Neue Emmy Noether-Nachwuchsgruppe erforscht Besonderheiten in der Struktur von Calabi-Yau-Mannigfaltigkeiten

Ziel der DFG-geförderten Forschergruppe ist Entwicklung neuer mathematischer Methoden zur Ergründung dreidimensionaler Calabi-Yaus

30.09.2015

Mit seiner neuen Emmy Noether-Nachwuchsgruppe will Dr. Helge Ruddat vom Institut für Mathematik der Johannes Gutenberg-Universität Mainz (JGU) die Struktur von Calabi-Yau-Mannigfaltigkeiten erforschen. Die nach den Mathematikern Eugenio Calabi und Shing-Tung Yau benannten Mannigfaltigkeiten sind eine bedeutende geometrische Klasse mit weitreichenden Beziehungen und Anwendungen in der theoretischen Physik, insbesondere der Stringtheorie, und vielen Teilgebieten der Mathematik. Die bekanntesten Vertreter von Calabi-Yau-Mannigfaltigkeiten sind die in der Kodierungstheorie eingesetzten elliptischen Kurven. Trotz neuem Strukturverständnis innerhalb der letzten Jahrzehnte – angestoßen durch die Stringtheorie der mathematischen Physik – sind viele Fragen über dreidimensionale Calabi-Yaus bislang ungeklärt.

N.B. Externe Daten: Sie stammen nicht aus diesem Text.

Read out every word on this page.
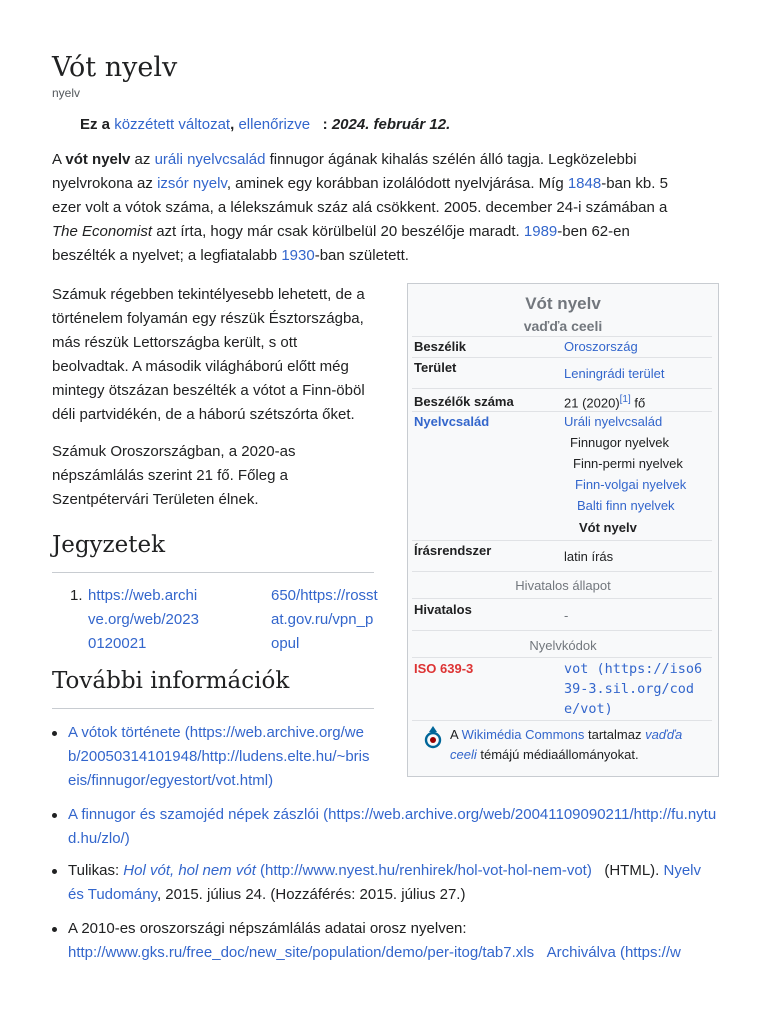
Vót nyelv
nyelv
Ez a közzétett változat, ellenőrizve : 2024. február 12.

A vót nyelv az uráli nyelvcsalád finnugor ágának kihalás szélén álló tagja. Legközelebbi nyelvrokona az izsór nyelv, aminek egy korábban izolálódott nyelvjárása. Míg 1848-ban kb. 5 ezer volt a vótok száma, a lélekszámuk száz alá csökkent. 2005. december 24-i számában a The Economist azt írta, hogy már csak körülbelül 20 beszélője maradt. 1989-ben 62-en beszélték a nyelvet; a legfiatalabb 1930-ban született.

Számuk régebben tekintélyesebb lehetett, de a történelem folyamán egy részük Észtországba, más részük Lettországba került, s ott beolvadtak. A második világháború előtt még mintegy ötszázan beszélték a vótot a Finn-öböl déli partvidékén, de a háború szétszórta őket.

Számuk Oroszországban, a 2020-as népszámlálás szerint 21 fő. Főleg a Szentpétervári Területen élnek.

Jegyzetek
1. https://web.archive.org/web/20230120021
650/https://rosstat.gov.ru/vpn_popul
További információk

A vótok története (https://web.archive.org/web/20050314101948/http://ludens.elte.hu/~briseis/finnugor/egyestort/vot.html)

A finnugor és szamojéd népek zászlói (https://web.archive.org/web/20041109090211/http://fu.nytud.hu/zlo/)

Tulikas: Hol vót, hol nem vót (http://www.nyest.hu/renhirek/hol-vot-hol-nem-vot)   (HTML). Nyelv és Tudomány, 2015. július 24. (Hozzáférés: 2015. július 27.)

A 2010-es oroszországi népszámlálás adatai orosz nyelven:
http://www.gks.ru/free_doc/new_site/population/demo/per-itog/tab7.xls Archiválva (https://w

Vót nyelv
vaďďa ceeli
Beszélik	Oroszország
Terület	Leningrádi terület
Beszélők száma	21 (2020)[1] fő
Nyelvcsalád	Uráli nyelvcsalád
Finnugor nyelvek
Finn-permi nyelvek
Finn-volgai nyelvek
Balti finn nyelvek
Vót nyelv
Írásrendszer	latin írás
Hivatalos állapot
Hivatalos	-
Nyelvkódok
ISO 639-3	vot (https://iso639-3.sil.org/code/vot)
A Wikimédia Commons tartalmaz vaďďa ceeli témájú médiaállományokat.
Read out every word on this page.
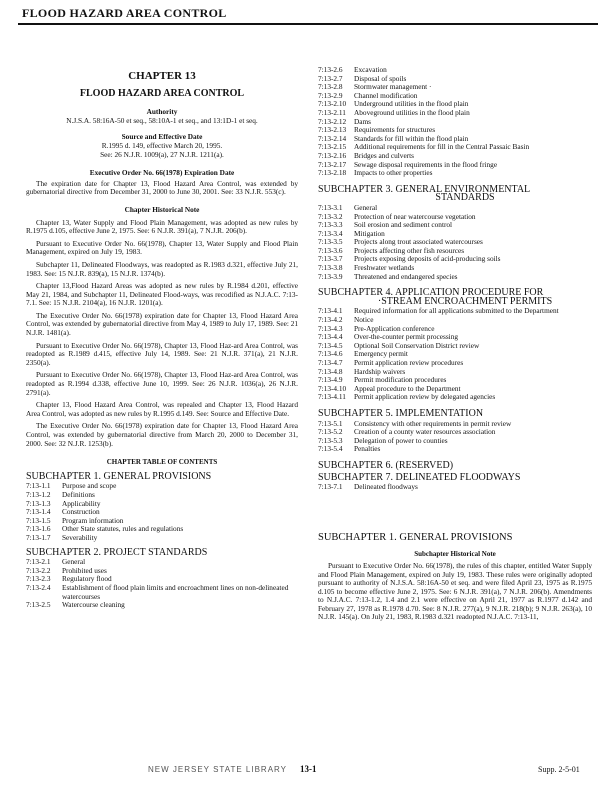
FLOOD HAZARD AREA CONTROL
CHAPTER 13
FLOOD HAZARD AREA CONTROL
Authority
N.J.S.A. 58:16A-50 et seq., 58:10A-1 et seq., and 13:1D-1 et seq.
Source and Effective Date
R.1995 d. 149, effective March 20, 1995.
See: 26 N.J.R. 1009(a), 27 N.J.R. 1211(a).
Executive Order No. 66(1978) Expiration Date

The expiration date for Chapter 13, Flood Hazard Area Control, was extended by gubernatorial directive from December 31, 2000 to June 30, 2001. See: 33 N.J.R. 553(c).

Chapter Historical Note

Chapter 13, Water Supply and Flood Plain Management, was adopted as new rules by R.1975 d.105, effective June 2, 1975. See: 6 N.J.R. 391(a), 7 N.J.R. 206(b).

Pursuant to Executive Order No. 66(1978), Chapter 13, Water Supply and Flood Plain Management, expired on July 19, 1983.

Subchapter 11, Delineated Floodways, was readopted as R.1983 d.321, effective July 21, 1983. See: 15 N.J.R. 839(a), 15 N.J.R. 1374(b).

Chapter 13,Flood Hazard Areas was adopted as new rules by R.1984 d.201, effective May 21, 1984, and Subchapter 11, Delineated Flood-ways, was recodified as N.J.A.C. 7:13-7.1. See: 15 N.J.R. 2104(a), 16 N.J.R. 1201(a).

The Executive Order No. 66(1978) expiration date for Chapter 13, Flood Hazard Area Control, was extended by gubernatorial directive from May 4, 1989 to July 17, 1989. See: 21 N.J.R. 1481(a).

Pursuant to Executive Order No. 66(1978), Chapter 13, Flood Haz-ard Area Control, was readopted as R.1989 d.415, effective July 14, 1989. See: 21 N.J.R. 371(a), 21 N.J.R. 2350(a).

Pursuant to Executive Order No. 66(1978), Chapter 13, Flood Haz-ard Area Control, was readopted as R.1994 d.338, effective June 10, 1999. See: 26 N.J.R. 1036(a), 26 N.J.R. 2791(a).

Chapter 13, Flood Hazard Area Control, was repealed and Chapter 13, Flood Hazard Area Control, was adopted as new rules by R.1995 d.149. See: Source and Effective Date.

The Executive Order No. 66(1978) expiration date for Chapter 13, Flood Hazard Area Control, was extended by gubernatorial directive from March 20, 2000 to December 31, 2000. See: 32 N.J.R. 1253(b).

CHAPTER TABLE OF CONTENTS
SUBCHAPTER 1. GENERAL PROVISIONS
7:13-1.1	Purpose and scope
7:13-1.2	Definitions
7:13-1.3	Applicability
7:13-1.4	Construction
7:13-1.5	Program information
7:13-1.6	Other State statutes, rules and regulations
7:13-1.7	Severability
SUBCHAPTER 2. PROJECT STANDARDS
7:13-2.1	General
7:13-2.2	Prohibited uses
7:13-2.3	Regulatory flood
7:13-2.4	Establishment of flood plain limits and encroachment lines on non-delineated watercourses
7:13-2.5	Watercourse cleaning
7:13-2.6	Excavation
7:13-2.7	Disposal of spoils
7:13-2.8	Stormwater management ·
7:13-2.9	Channel modification
7:13-2.10	Underground utilities in the flood plain
7:13-2.11	Aboveground utilities in the flood plain
7:13-2.12	Dams
7:13-2.13	Requirements for structures
7:13-2.14	Standards for fill within the flood plain
7:13-2.15	Additional requirements for fill in the Central Passaic Basin
7:13-2.16	Bridges and culverts
7:13-2.17	Sewage disposal requirements in the flood fringe
7:13-2.18	Impacts to other properties
SUBCHAPTER 3. GENERAL ENVIRONMENTAL
STANDARDS
7:13-3.1	General
7:13-3.2	Protection of near watercourse vegetation
7:13-3.3	Soil erosion and sediment control
7:13-3.4	Mitigation
7:13-3.5	Projects along trout associated watercourses
7:13-3.6	Projects affecting other fish resources
7:13-3.7	Projects exposing deposits of acid-producing soils
7:13-3.8	Freshwater wetlands
7:13-3.9	Threatened and endangered species
SUBCHAPTER 4. APPLICATION PROCEDURE FOR
·STREAM ENCROACHMENT PERMITS
7:13-4.1	Required information for all applications submitted to the Department
7:13-4.2	Notice
7:13-4.3	Pre-Application conference
7:13-4.4	Over-the-counter permit processing
7:13-4.5	Optional Soil Conservation District review
7:13-4.6	Emergency permit
7:13-4.7	Permit application review procedures
7:13-4.8	Hardship waivers
7:13-4.9	Permit modification procedures
7:13-4.10	Appeal procedure to the Department
7:13-4.11	Permit application review by delegated agencies
SUBCHAPTER 5. IMPLEMENTATION
7:13-5.1	Consistency with other requirements in permit review
7:13-5.2	Creation of a county water resources association
7:13-5.3	Delegation of power to counties
7:13-5.4	Penalties
SUBCHAPTER 6. (RESERVED)
SUBCHAPTER 7. DELINEATED FLOODWAYS
7:13-7.1	Delineated floodways
SUBCHAPTER 1. GENERAL PROVISIONS
Subchapter Historical Note

Pursuant to Executive Order No. 66(1978), the rules of this chapter, entitled Water Supply and Flood Plain Management, expired on July 19, 1983. These rules were originally adopted pursuant to authority of N.J.S.A. 58:16A-50 et seq. and were filed April 23, 1975 as R.1975 d.105 to become effective June 2, 1975. See: 6 N.J.R. 391(a), 7 N.J.R. 206(b). Amendments to N.J.A.C. 7:13-1.2, 1.4 and 2.1 were effective on April 21, 1977 as R.1977 d.142 and February 27, 1978 as R.1978 d.70. See: 8 N.J.R. 277(a), 9 N.J.R. 218(b); 9 N.J.R. 263(a), 10 N.J.R. 145(a). On July 21, 1983, R.1983 d.321 readopted N.J.A.C. 7:13-11,

NEW JERSEY STATE LIBRARY 13-1	Supp. 2-5-01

Manche Physiker fantasieren sogar, dass die weitergehende Forschung auf diesem Gebiet zu einem tieferen Verständnis von Wurmlöchern im Universum beitragen könnte. Ruddats Forschung zielt darauf, eine Methodik zu entwickeln, die Antworten auf zentrale offene Fragen ermöglicht, etwa ob es unendlich viele Deformationstypen gibt, in welchem Umfang Spiegelsymmetrie gilt oder ob extremale Übergänge alle Deformationstypen verbinden.

Die wohl faszinierendste Entdeckung bezüglich der Calabi-Yaus ist die sogenannte Spiegelsymmetrie: Calabi-Yau-Räume treten in Spiegelpaaren auf. Eine zentrale Rolle bei dieser Paarbeziehung spielen Entartungen. Zudem gibt es interessante geometrische Übergänge, die aus einer Calabi-Yau eine andere machen, indem höherdimensionale Sphären durch niederdimensionale ersetzt werden. Es steht die Vermutung offen, ob auf diese Weise womöglich alle Calabi-Yaus verbunden sind.

Um neue Erkenntnisse über Calabi-Yaus zu gewinnen, will Dr. Helge Ruddat mit seiner Emmy Noether-Nachwuchsgruppe neue Mathematik für das Studium von Entartungen entwickeln. Dabei spielen logarithmische Strukturen eine zentrale Rolle. Entsprechend wird die Entartung so kontrolliert vorgenommen, dass die gravierendste Form von Singularitäten logarithmische Pole sind. Die resultierenden log Calabi-Yau-Räume verraten sehr viel über die ursprüngliche Geometrie vor der Entartung. Neuere Erkenntnisse zeigen sogar, dass sich die glatte Geometrie eindeutig aus der entarteten log Calabi-Yau reproduzieren lässt. Auf diese Weise lassen sich womöglich neue Calabi-Yau-Mannigfaltigkeiten finden oder bestehende besser verstehen.

Die neue Forschungsgruppe, die der Arbeitsgruppe Algebraische Geometrie am Institut für Mathematik angegliedert ist, wird von der Deutschen Forschungsgemeinschaft (DFG) in den kommenden Jahren finanziell gefördert. Mit dem Emmy Noether-Programm möchte die DFG jungen Wissenschaftlerinnen und Wissenschaftlern den Weg zur wissenschaftlichen Selbstständigkeit eröffnen, indem die Forscher eine Nachwuchsgruppe leiten und sich damit die Befähigung zum Hochschullehrer aneignen. Die Gruppe wird in der Regel über fünf Jahre gefördert. Dr. Helge Ruddat hat in den letzten Jahren als Stipendiat der Carl-Zeiss-Stiftung an der Johannes Gutenberg-Universität Mainz geforscht, seit Juni 2015 ist er im Rahmen des Emmy Noether-Programms an der JGU tätig.